Historian Richard Landes’ new website The Second Draft is now up and running (via Solomonia). One of the topics he covers is what he terms “Pallywood”: the way the Palestinians stage scenes for the benefit of Western media. Here Landes describes a visit to Charles Enderlin’s France2 studios in Jerusalem in October 2003, viewing some footage from Talal abu Rachmeh (the man responsible for the infamous Muhammad al-Dura pictures):
At one point, some youth are evacuating a “wounded” comrade, when one of them sees another ambulance with more cameramen. He put the wounded boy in a headlock and yanked him over to the other ambulance, dragging the other “evacuators” with him. The experience of watching Talal’s work was literally surreal, Alice in Wonderland. I was astonished. It gave me information vertigo. What was going on?
At another point, a boy faked a leg injury, but instead of drawing big kids who could pick him up and rush him past the cameramen to an ambulance, he only attracted little kids. He shooed them away, looked around, and, seeing that no one was coming to evacuate him, straightened up and walked away without a limp. An Israeli cameraman working for France2 who was watching the film with me and Enderlin at the time, laughed at this point. When I asked him why, he said, “because it looks so fake.” “That’s my impression as well,” I responded. Enderlin responded, “Oh, they do that all the time. It’s their cultural style. They exaggerate.”

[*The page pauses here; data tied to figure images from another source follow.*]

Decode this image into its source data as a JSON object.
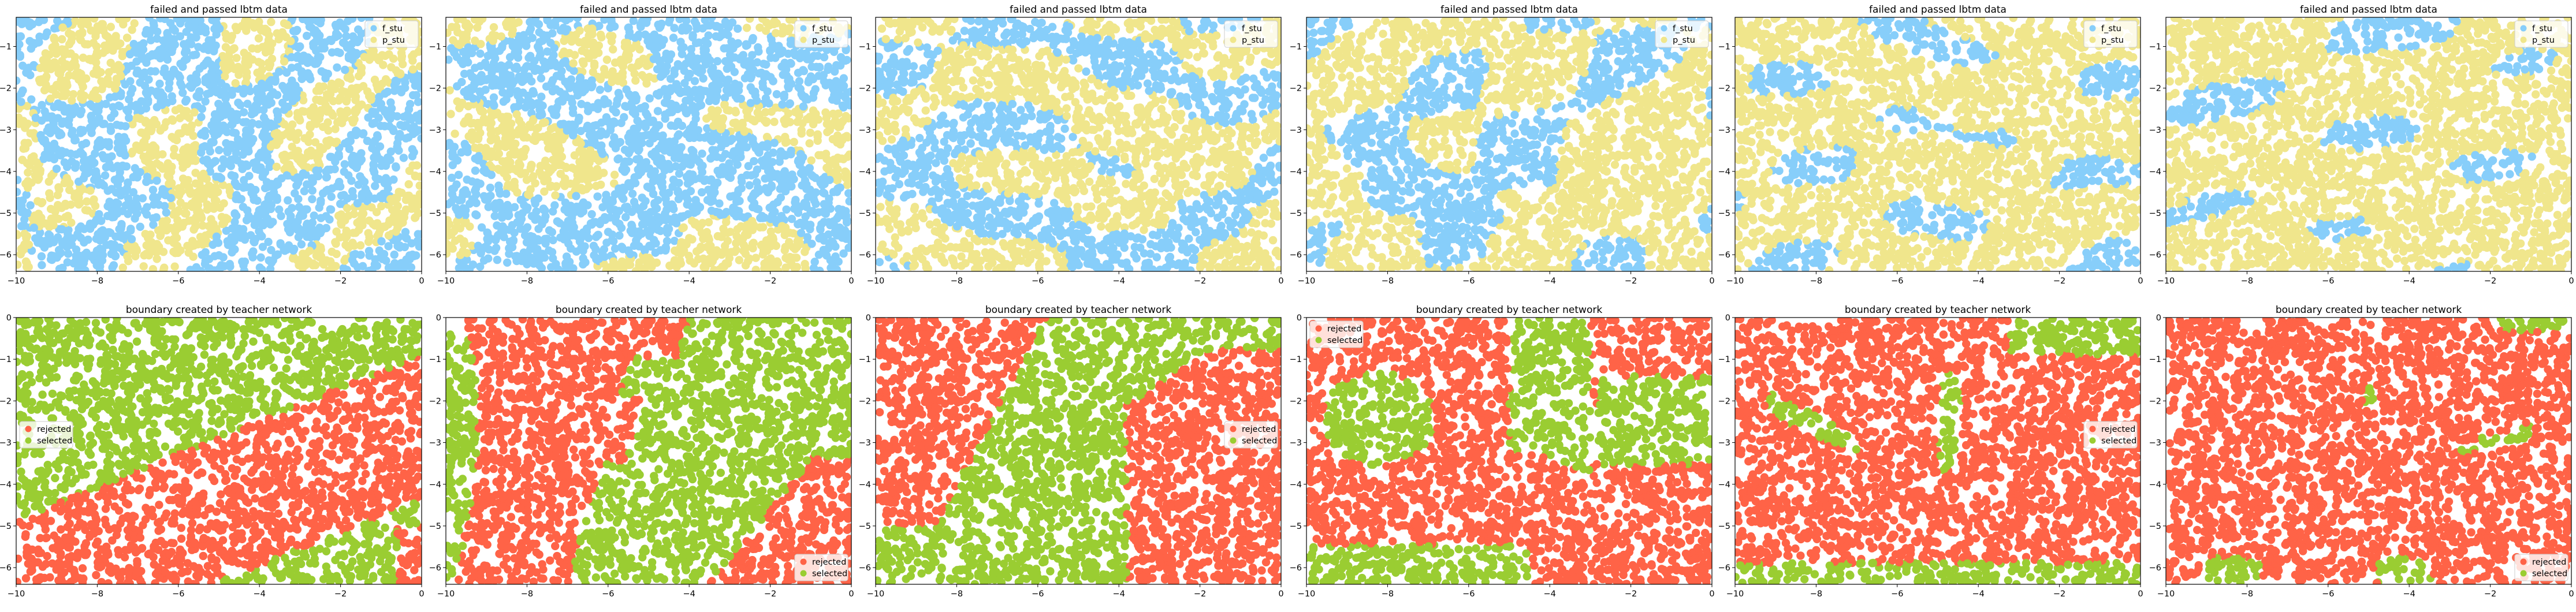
{
  "chart_data": [
    {
      "type": "scatter",
      "title": "failed and passed lbtm data",
      "series": [
        {
          "name": "f_stu",
          "color": "#87cefa"
        },
        {
          "name": "p_stu",
          "color": "#f0e68c"
        }
      ],
      "legend_position": "upper right",
      "xlim": [
        -10,
        0
      ],
      "ylim": [
        -6.4,
        -0.3
      ],
      "x_ticks": [
        "−10",
        "−8",
        "−6",
        "−4",
        "−2",
        "0"
      ],
      "y_ticks": [
        "−1",
        "−2",
        "−3",
        "−4",
        "−5",
        "−6"
      ]
    },
    {
      "type": "scatter",
      "title": "failed and passed lbtm data",
      "series": [
        {
          "name": "f_stu",
          "color": "#87cefa"
        },
        {
          "name": "p_stu",
          "color": "#f0e68c"
        }
      ],
      "legend_position": "upper right",
      "xlim": [
        -10,
        0
      ],
      "ylim": [
        -6.4,
        -0.3
      ],
      "x_ticks": [
        "−10",
        "−8",
        "−6",
        "−4",
        "−2",
        "0"
      ],
      "y_ticks": [
        "−1",
        "−2",
        "−3",
        "−4",
        "−5",
        "−6"
      ]
    },
    {
      "type": "scatter",
      "title": "failed and passed lbtm data",
      "series": [
        {
          "name": "f_stu",
          "color": "#87cefa"
        },
        {
          "name": "p_stu",
          "color": "#f0e68c"
        }
      ],
      "legend_position": "upper right",
      "xlim": [
        -10,
        0
      ],
      "ylim": [
        -6.4,
        -0.3
      ],
      "x_ticks": [
        "−10",
        "−8",
        "−6",
        "−4",
        "−2",
        "0"
      ],
      "y_ticks": [
        "−1",
        "−2",
        "−3",
        "−4",
        "−5",
        "−6"
      ]
    },
    {
      "type": "scatter",
      "title": "failed and passed lbtm data",
      "series": [
        {
          "name": "f_stu",
          "color": "#87cefa"
        },
        {
          "name": "p_stu",
          "color": "#f0e68c"
        }
      ],
      "legend_position": "upper right",
      "xlim": [
        -10,
        0
      ],
      "ylim": [
        -6.4,
        -0.3
      ],
      "x_ticks": [
        "−10",
        "−8",
        "−6",
        "−4",
        "−2",
        "0"
      ],
      "y_ticks": [
        "−1",
        "−2",
        "−3",
        "−4",
        "−5",
        "−6"
      ]
    },
    {
      "type": "scatter",
      "title": "failed and passed lbtm data",
      "series": [
        {
          "name": "f_stu",
          "color": "#87cefa"
        },
        {
          "name": "p_stu",
          "color": "#f0e68c"
        }
      ],
      "legend_position": "upper right",
      "xlim": [
        -10,
        0
      ],
      "ylim": [
        -6.4,
        -0.3
      ],
      "x_ticks": [
        "−10",
        "−8",
        "−6",
        "−4",
        "−2",
        "0"
      ],
      "y_ticks": [
        "−1",
        "−2",
        "−3",
        "−4",
        "−5",
        "−6"
      ]
    },
    {
      "type": "scatter",
      "title": "failed and passed lbtm data",
      "series": [
        {
          "name": "f_stu",
          "color": "#87cefa"
        },
        {
          "name": "p_stu",
          "color": "#f0e68c"
        }
      ],
      "legend_position": "upper right",
      "xlim": [
        -10,
        0
      ],
      "ylim": [
        -6.4,
        -0.3
      ],
      "x_ticks": [
        "−10",
        "−8",
        "−6",
        "−4",
        "−2",
        "0"
      ],
      "y_ticks": [
        "−1",
        "−2",
        "−3",
        "−4",
        "−5",
        "−6"
      ]
    },
    {
      "type": "scatter",
      "title": "boundary created by teacher network",
      "series": [
        {
          "name": "rejected",
          "color": "#ff6347"
        },
        {
          "name": "selected",
          "color": "#9acd32"
        }
      ],
      "legend_position": "center left",
      "xlim": [
        -10,
        0
      ],
      "ylim": [
        -6.4,
        0
      ],
      "x_ticks": [
        "−10",
        "−8",
        "−6",
        "−4",
        "−2",
        "0"
      ],
      "y_ticks": [
        "0",
        "−1",
        "−2",
        "−3",
        "−4",
        "−5",
        "−6"
      ]
    },
    {
      "type": "scatter",
      "title": "boundary created by teacher network",
      "series": [
        {
          "name": "rejected",
          "color": "#ff6347"
        },
        {
          "name": "selected",
          "color": "#9acd32"
        }
      ],
      "legend_position": "lower right",
      "xlim": [
        -10,
        0
      ],
      "ylim": [
        -6.4,
        0
      ],
      "x_ticks": [
        "−10",
        "−8",
        "−6",
        "−4",
        "−2",
        "0"
      ],
      "y_ticks": [
        "0",
        "−1",
        "−2",
        "−3",
        "−4",
        "−5",
        "−6"
      ]
    },
    {
      "type": "scatter",
      "title": "boundary created by teacher network",
      "series": [
        {
          "name": "rejected",
          "color": "#ff6347"
        },
        {
          "name": "selected",
          "color": "#9acd32"
        }
      ],
      "legend_position": "center right",
      "xlim": [
        -10,
        0
      ],
      "ylim": [
        -6.4,
        0
      ],
      "x_ticks": [
        "−10",
        "−8",
        "−6",
        "−4",
        "−2",
        "0"
      ],
      "y_ticks": [
        "0",
        "−1",
        "−2",
        "−3",
        "−4",
        "−5",
        "−6"
      ]
    },
    {
      "type": "scatter",
      "title": "boundary created by teacher network",
      "series": [
        {
          "name": "rejected",
          "color": "#ff6347"
        },
        {
          "name": "selected",
          "color": "#9acd32"
        }
      ],
      "legend_position": "upper left",
      "xlim": [
        -10,
        0
      ],
      "ylim": [
        -6.4,
        0
      ],
      "x_ticks": [
        "−10",
        "−8",
        "−6",
        "−4",
        "−2",
        "0"
      ],
      "y_ticks": [
        "0",
        "−1",
        "−2",
        "−3",
        "−4",
        "−5",
        "−6"
      ]
    },
    {
      "type": "scatter",
      "title": "boundary created by teacher network",
      "series": [
        {
          "name": "rejected",
          "color": "#ff6347"
        },
        {
          "name": "selected",
          "color": "#9acd32"
        }
      ],
      "legend_position": "center right",
      "xlim": [
        -10,
        0
      ],
      "ylim": [
        -6.4,
        0
      ],
      "x_ticks": [
        "−10",
        "−8",
        "−6",
        "−4",
        "−2",
        "0"
      ],
      "y_ticks": [
        "0",
        "−1",
        "−2",
        "−3",
        "−4",
        "−5",
        "−6"
      ]
    },
    {
      "type": "scatter",
      "title": "boundary created by teacher network",
      "series": [
        {
          "name": "rejected",
          "color": "#ff6347"
        },
        {
          "name": "selected",
          "color": "#9acd32"
        }
      ],
      "legend_position": "lower right",
      "xlim": [
        -10,
        0
      ],
      "ylim": [
        -6.4,
        0
      ],
      "x_ticks": [
        "−10",
        "−8",
        "−6",
        "−4",
        "−2",
        "0"
      ],
      "y_ticks": [
        "0",
        "−1",
        "−2",
        "−3",
        "−4",
        "−5",
        "−6"
      ]
    }
  ]
}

When I walked out of the office, I was in shock. They do this all the time!?! It’s their cultural style? Enderlin’s condescending “orientalism” really disguised an information catastrophe. The joke was on us all – the responsible media, the trusting public, the “scoop”-hungry journalists who rummaged through these cheap scenes, looking for something they could use in the evening’s broadcast. That’s when the term Pallywood first occurred to me.